Overall cancer death rates in the U.S. have been reducing continuously since 1991, representing a 31% reduction up to 2018. The drop is likely attributed to several different factors including reductions in smoking, earlier detection, and improvements in treatment, with the four most common types of cancer; breast, lung, colorectal and prostate all experiencing significant declines in mortality in recent years.
Lung cancer is the most common cause of cancer death, accounting for more deaths than breast, prostate, and colorectal cancers combined, but improvements in treatments for lung cancer have been a big driver of reducing cancer mortality overall, with a 5% annual drop in mortality during 2014-2018.
“Lung cancer mortality, shows continued decline and both men and women who are diagnosed with lung cancer are surviving longer and that’s really fantastic news,” said Deborah Schrag, MD, Chief of Population Sciences at Dana-Farber Cancer Institute and Professor of Medicine at Harvard Medical School, noting that lung cancer remains the number 1 cause of death from cancer. “There is more work to be done which includes ensuring that all patients have the opportunity to undergo appropriate diagnostic evaluation to see if they can benefit from targeted therapies or immunotherapy,” Schrag added.
Although not everybody who develops lung cancer has smoked, the large majority of cases are thought to be due to smoking, with efforts still needed to drive down tobacco usage.
“To continue making progress, we cannot let up on tobacco control. The rates of lung cancer incidence in states like Kentucky where tobacco use is more common are more than 3 times higher for men and 4 times higher for women than the rates in states like Utah where tobacco use is less common,” said Schrag.
However, despite the good news from some of the more common cancer types, progress in reducing death rates in some types of cancer is slow.
“Although it is not the most common cancer, pancreas is the #4 most common cause of death. This past year it claimed the lives of Alex Trebek, John Lewis and Ruth Bader Ginsburg. For pancreas cancer, trends are flat and we have neither effective screening, nor treatment,” said Schrag.
The report also describes concerning disparities in cancer survival between Black Americans and white Americans.
“For uterine, cervix, and head and neck cancer, average 5-year survival rates are more than 10% lower for black Americans than they are for white Americans and for breast cancer, the gap is 9% (82% vs 91%),” said Schrag.
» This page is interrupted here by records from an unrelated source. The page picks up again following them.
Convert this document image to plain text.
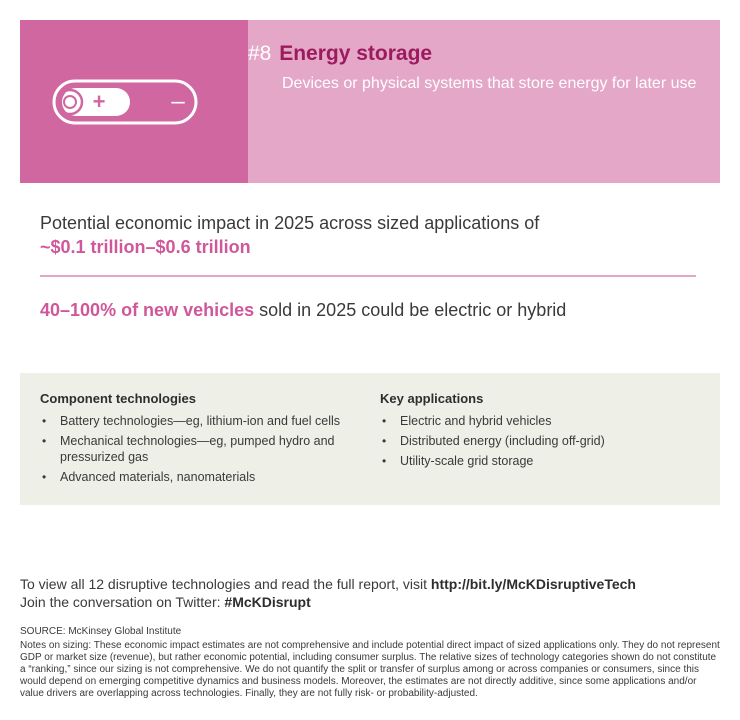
+	–
#8 Energy storage
Devices or physical systems that store energy for later use
Potential economic impact in 2025 across sized applications of
~$0.1 trillion–$0.6 trillion
40–100% of new vehicles sold in 2025 could be electric or hybrid
Component technologies
• Battery technologies—eg, lithium-ion and fuel cells
• Mechanical technologies—eg, pumped hydro and pressurized gas
• Advanced materials, nanomaterials
Key applications
• Electric and hybrid vehicles
• Distributed energy (including off-grid)
• Utility-scale grid storage
To view all 12 disruptive technologies and read the full report, visit http://bit.ly/McKDisruptiveTech
Join the conversation on Twitter: #McKDisrupt
SOURCE: McKinsey Global Institute
Notes on sizing: These economic impact estimates are not comprehensive and include potential direct impact of sized applications only. They do not represent GDP or market size (revenue), but rather economic potential, including consumer surplus. The relative sizes of technology categories shown do not constitute a “ranking,” since our sizing is not comprehensive. We do not quantify the split or transfer of surplus among or across companies or consumers, since this would depend on emerging competitive dynamics and business models. Moreover, the estimates are not directly additive, since some applications and/or value drivers are overlapping across technologies. Finally, they are not fully risk- or probability-adjusted.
The new report also estimates that in the U.S. in 2021, almost 1.9 million new cancer cases will be diagnosed and 608,570 Americans will die from cancer. However, the projections are based on the most recent, complete data from 2017 to 2018 and they don’t take into account the effect of the Covid-19 pandemic on cancer, with many experts predicting a negative effect on cancer outcomes.
“The impact of Covid-19 on cancer diagnoses and outcomes at the population level will be unknown for several years because of the time necessary for data collection, compilation, quality control, and dissemination,” said Rebecca Siegel, MPH, lead author of the report. “We anticipate that disruptions in access to cancer care in 2020 will lead to downstream increases in advanced stage diagnoses that may impede progress in reducing cancer mortality rates in the years to come,” Siegel added.
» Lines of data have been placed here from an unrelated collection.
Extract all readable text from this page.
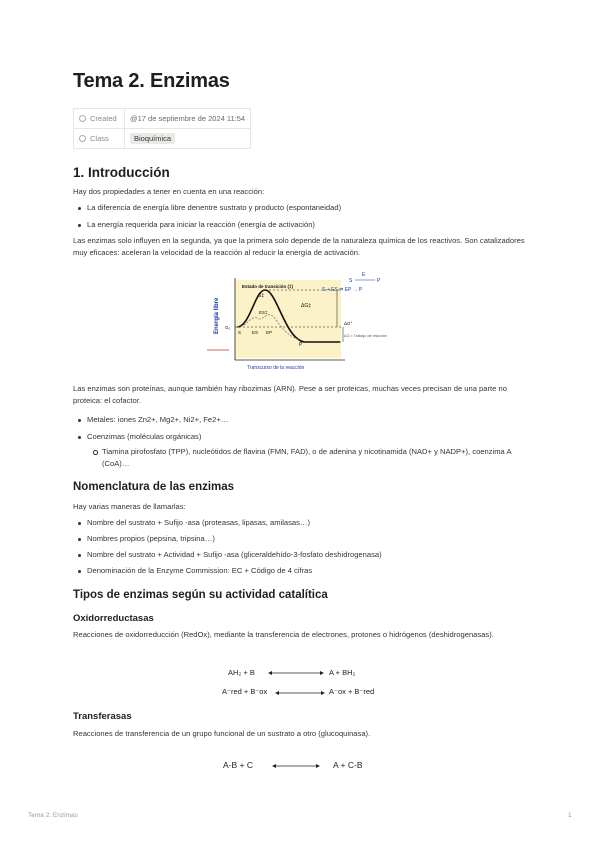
Tema 2. Enzimas
Created	@17 de septiembre de 2024 11:54
Class	Bioquímica
1. Introducción

Hay dos propiedades a tener en cuenta en una reacción:

La diferencia de energía libre denentre sustrato y producto (espontaneidad)
La energía requerida para iniciar la reacción (energía de activación)

Las enzimas solo influyen en la segunda, ya que la primera solo depende de la naturaleza química de los reactivos. Son catalizadores muy eficaces: aceleran la velocidad de la reacción al reducir la energía de activación.

Energía libre
Transcurso de la reacción
Estado de transición (‡)
S‡
ES‡
ΔG‡
G₀
S ES EP
P
ΔG°
ΔG ≈ Trabajo de reacción
E
S	P
S + ES ⇌ EP → P

Las enzimas son proteínas, aunque también hay ribozimas (ARN). Pese a ser proteicas, muchas veces precisan de una parte no proteica: el cofactor.

Metales: iones Zn2+, Mg2+, Ni2+, Fe2+…
Coenzimas (moléculas orgánicas)
Tiamina pirofosfato (TPP), nucleótidos de flavina (FMN, FAD), o de adenina y nicotinamida (NAD+ y NADP+), coenzima A (CoA)…
Nomenclatura de las enzimas

Hay varias maneras de llamarlas:

Nombre del sustrato + Sufijo -asa (proteasas, lipasas, amilasas…)
Nombres propios (pepsina, tripsina…)
Nombre del sustrato + Actividad + Sufijo -asa (gliceraldehído-3-fosfato deshidrogenasa)
Denominación de la Enzyme Commission: EC + Código de 4 cifras
Tipos de enzimas según su actividad catalítica
Oxidorreductasas

Reacciones de oxidorreducción (RedOx), mediante la transferencia de electrones, protones o hidrógenos (deshidrogenasas).

AH₂ + B	A + BH₂
A⁻red + B⁻ox	A⁻ox + B⁻red
Transferasas

Reacciones de transferencia de un grupo funcional de un sustrato a otro (glucoquinasa).

A-B + C	A + C-B
Tema 2. Enzimas	1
However, some experts are more positive about the long-term impacts of the Covid-19 pandemic.
“We are hopeful that the long term impact will be minimal, and when we look at the data 5 years from now, the impact of the pandemic will be a small blip. We may still be playing catch up next year, depending upon vaccination distribution, how quickly heath systems can build up to capacity and frankly how trusting people will be to come in for screening. We can recover from this and get back on track with cancer prevention and screening. We are continuing to encourage patients to resume treatment and routine screening as soon as it is safe to do so,” said Schrag.